April 13, 2014 (Palm Sunday/Sunday of the Passion) Matthew 26:14-27:66

Matthew 26:14-27:66

Cheers to Jeers

Palm Sunday/Sunday of the Passion – April 13, 2014

First Lutheran Church – Winnipeg, MB

December 14th of last year was Ondrej Pavelec bobble-head day at the MTS Centre when

            the Winnipeg Jets hosted the Dallas Stars.

It was supposed to be a day of celebrating the Winnipeg Jets goalie.

He received cheers at the beginning of the game when everyone in attendance was

            happy to receive their Ondrej Pavelec bobble-head.

But two periods in the crowd was of a very different mood.

After having allowed 5 goals on only 24 shots, Pavelec was pulled from the game.

And the crowd was no longer happy – and hasn’t really been since!

Pavelec was a well-liked net-minder for his first couple of years here.

But now many are offering suggestions as to how the Jets might get rid of him.

Why?  His inability to save.

 

You wonder if that is what is going on in Jesus’ last week in Jerusalem.

You wonder if that is what is going on in our liturgy this morning.

Jesus is welcomed so heartily when he first enters Jerusalem:

            the people wave celebratory palm branches for him and shout

                        “Hosanna” in Matthew’s account, which means “save us!”

Save us from the Roman occupation! Save us from being humiliated! Save us from poverty!

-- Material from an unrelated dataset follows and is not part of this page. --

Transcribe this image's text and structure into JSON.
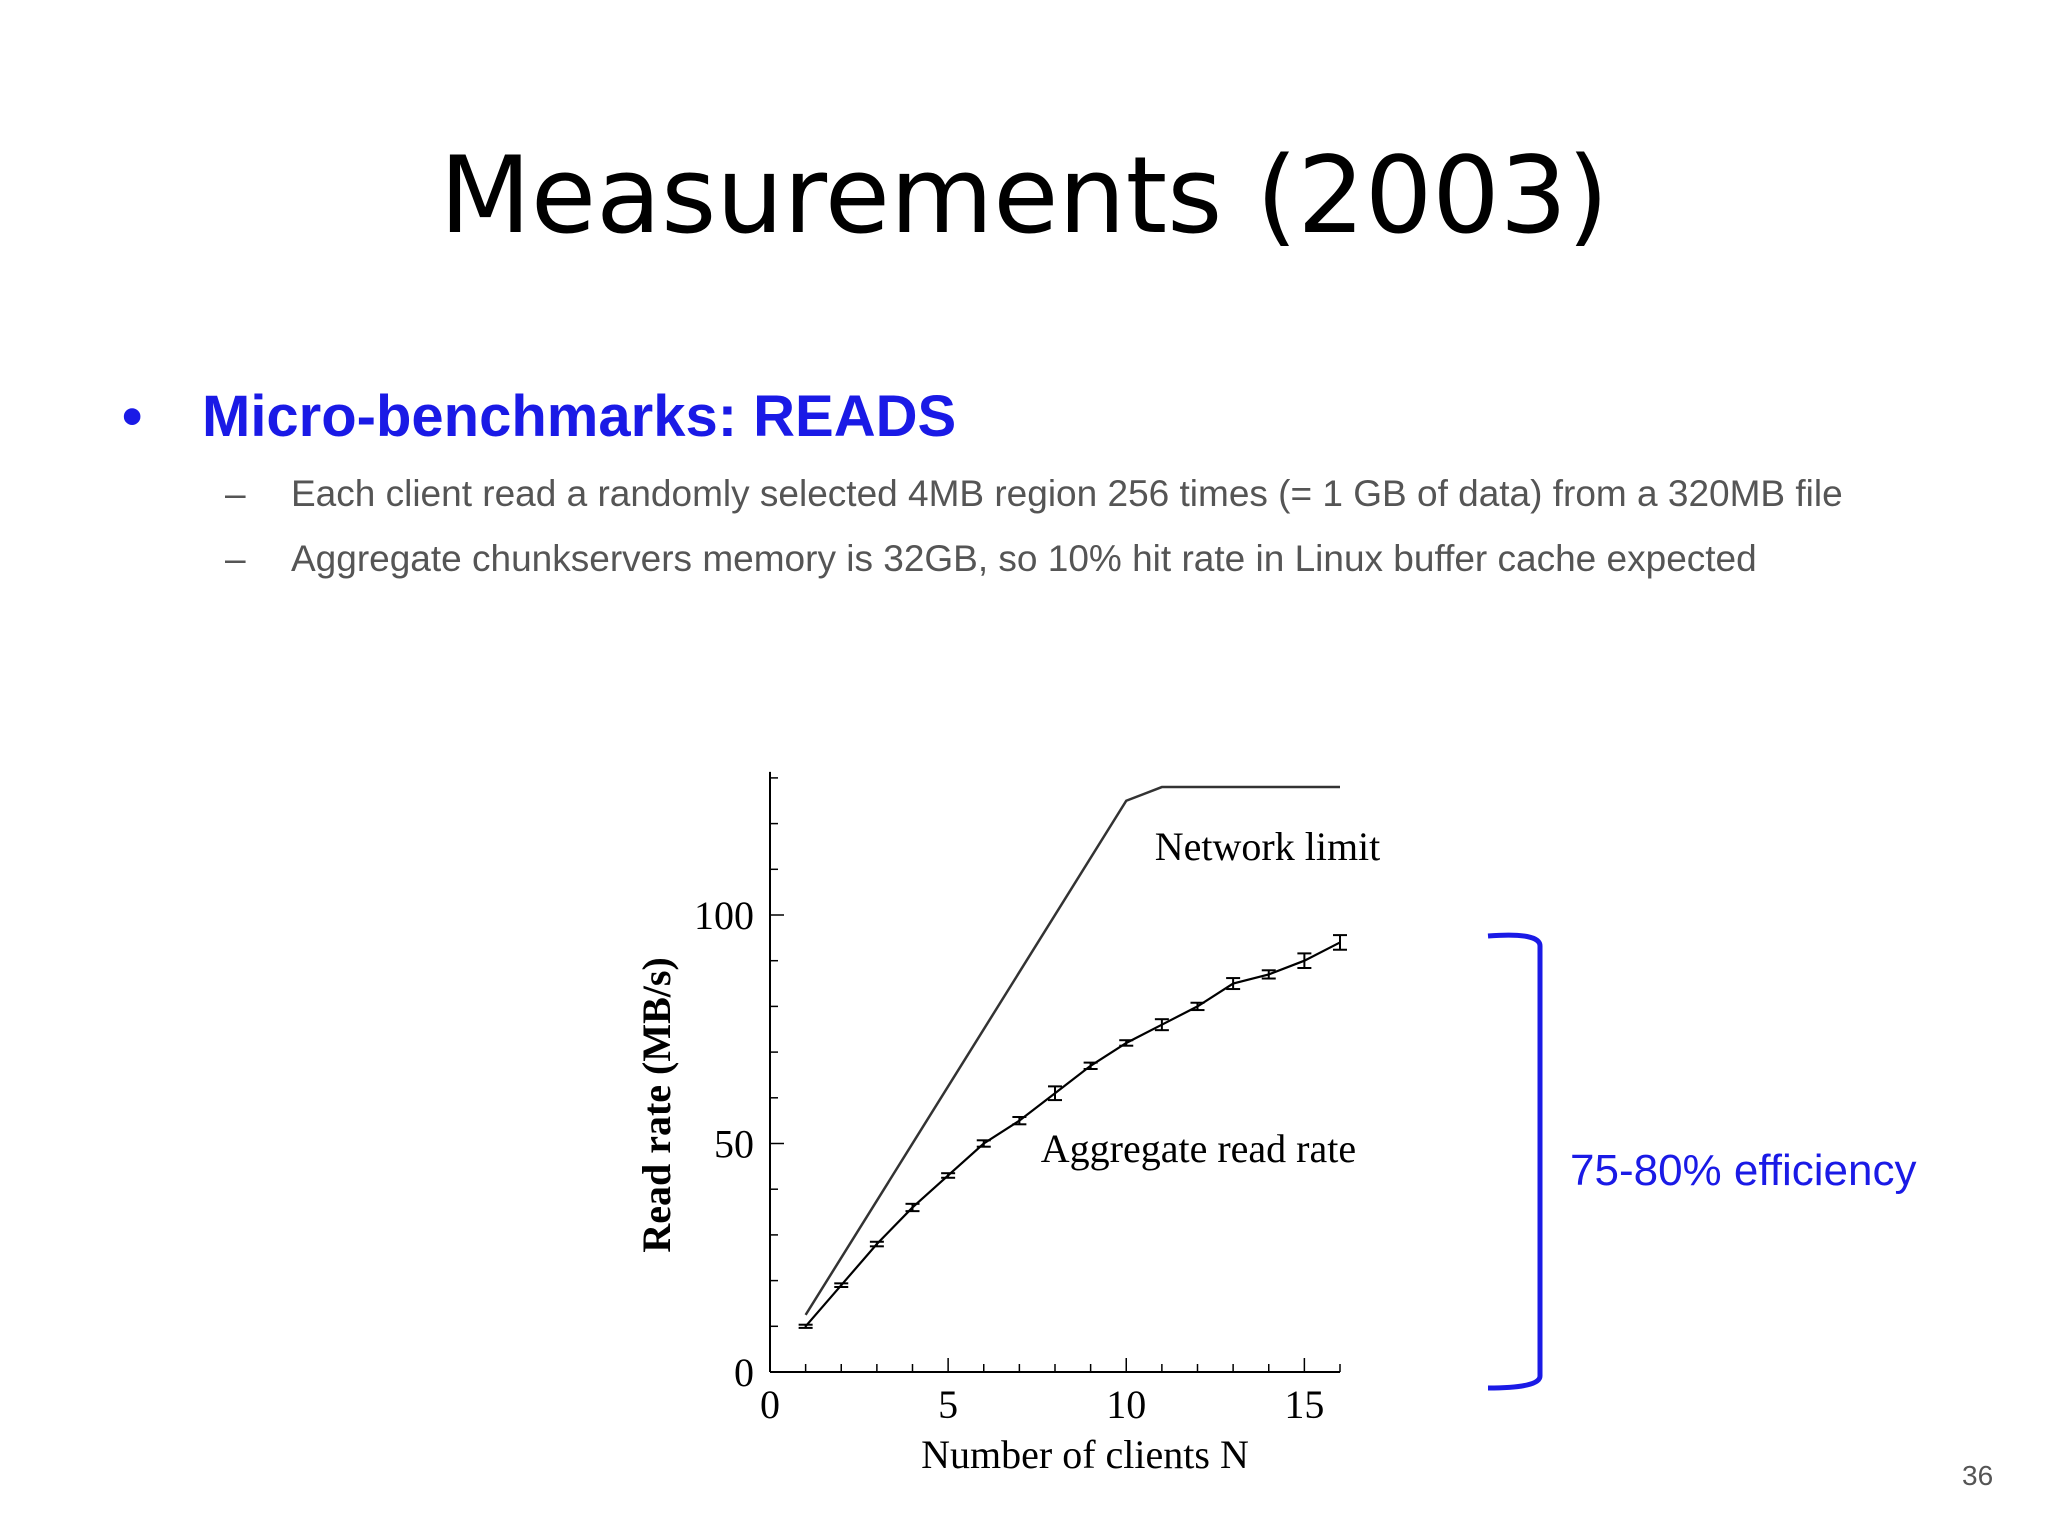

But it doesn’t take long for the majority of people to turn on him and forsake him.

You really feel that in the way this morning’s liturgy is constructed.

It turns so quickly from cheers to jeers, just like on Ondrej Pavelec bobble-head day.

And you sense the real pivot point comes when Jesus refuses to save the people through

            violence: in Matthew only, Jesus says, “Do you think that I cannot appeal to my Father,

                        and he will at once send me more than twelve legions of angels?”

You know that means about 60,000 nasty warrior angels?

Jesus has the power to save the people in the conventional way and doesn’t use it.

God does not want to save us in that way.  And Jesus knows it.

There is another way to save.  And Jesus knows it.

And so the crowd, disappointed, turns from cheers to jeers.

Jesus is abandoned by everyone in Matthew’s account: the people, the Jewish leaders,

            all the disciples, even the criminals on the cross: in Matthew’s telling there isn’t even

                        one nice criminal to soften the blow for Jesus.

And, in the end, again only in Matthew’s account,

            Jesus experiences himself to be abandoned even by God as he cries,

                        “My God, my God: why have you forsaken me.”

This, though, is the second pivot point in this long story.

This is the point where you realize how it is exactly that God does intend to save:

            through God’s own compassionate, forgiving, suffering presence in Jesus.

In Jesus, God is present in moments of deepest suffering.            

In Jesus, God feels the betrayals we all experience.

In Jesus, God feels the pain.

In Jesus, God experiences – somehow, mysteriously – what it is to feel godforsaken.

In Jesus, God is not remote from pain.  In Jesus God is deeply present in it and through it.

 

God does not manipulate our world in the way we often wish God would:

            God has chosen not to save us in that way.

God does not send legions of warrior angels to fix all that is wrong with this world –

            because God knows that would lead only to more trouble.

God does not avenge the wrongs we suffer and the hurts we deeply feel.

Instead, on this day, Jesus shows us that God is deeply, abidingly present in the tragic.

We are never truly alone: no matter how bad it is, God has been there.

And God is here – now.

 

There is nowhere that we can go, there is nothing that can happen to us, where God cannot be.

Maybe God doesn’t explain all the bad things that happen.

Maybe God doesn’t rescue us from the tragic.

But God in Jesus on the cross gives us something that is even better:

            God’s own presence in the tragic.

That is the good news on this Sunday of the Passion:

            this is how God in Christ chooses to save us:

                        by entering into our suffering and seeing us through it.

In Matthew’s reckoning that was reason for everyone in that week long ago to jeer Jesus.

But it is surely enough reason for us cheer on this day.

And to cry once again: Hosanna!  Save us.

Save us from our fears by entering into them with us.

Save us from injustice by entering into it in the lives of the unjustly treated.

Save us from anger by entering into our own anger and forgiving us for it.

Save us from all that would thwart your intentions for this world.

Save us especially on this day from jeering your ways of forgiveness.

Save us from jeering your way suffering with.

Save us from jeering your compassion for the poor and the vulnerable.

Save us by entering into all that we would suffer – and never ever let us go.

Save us, Jesus.  Save us.  And together let us say, “Amen.”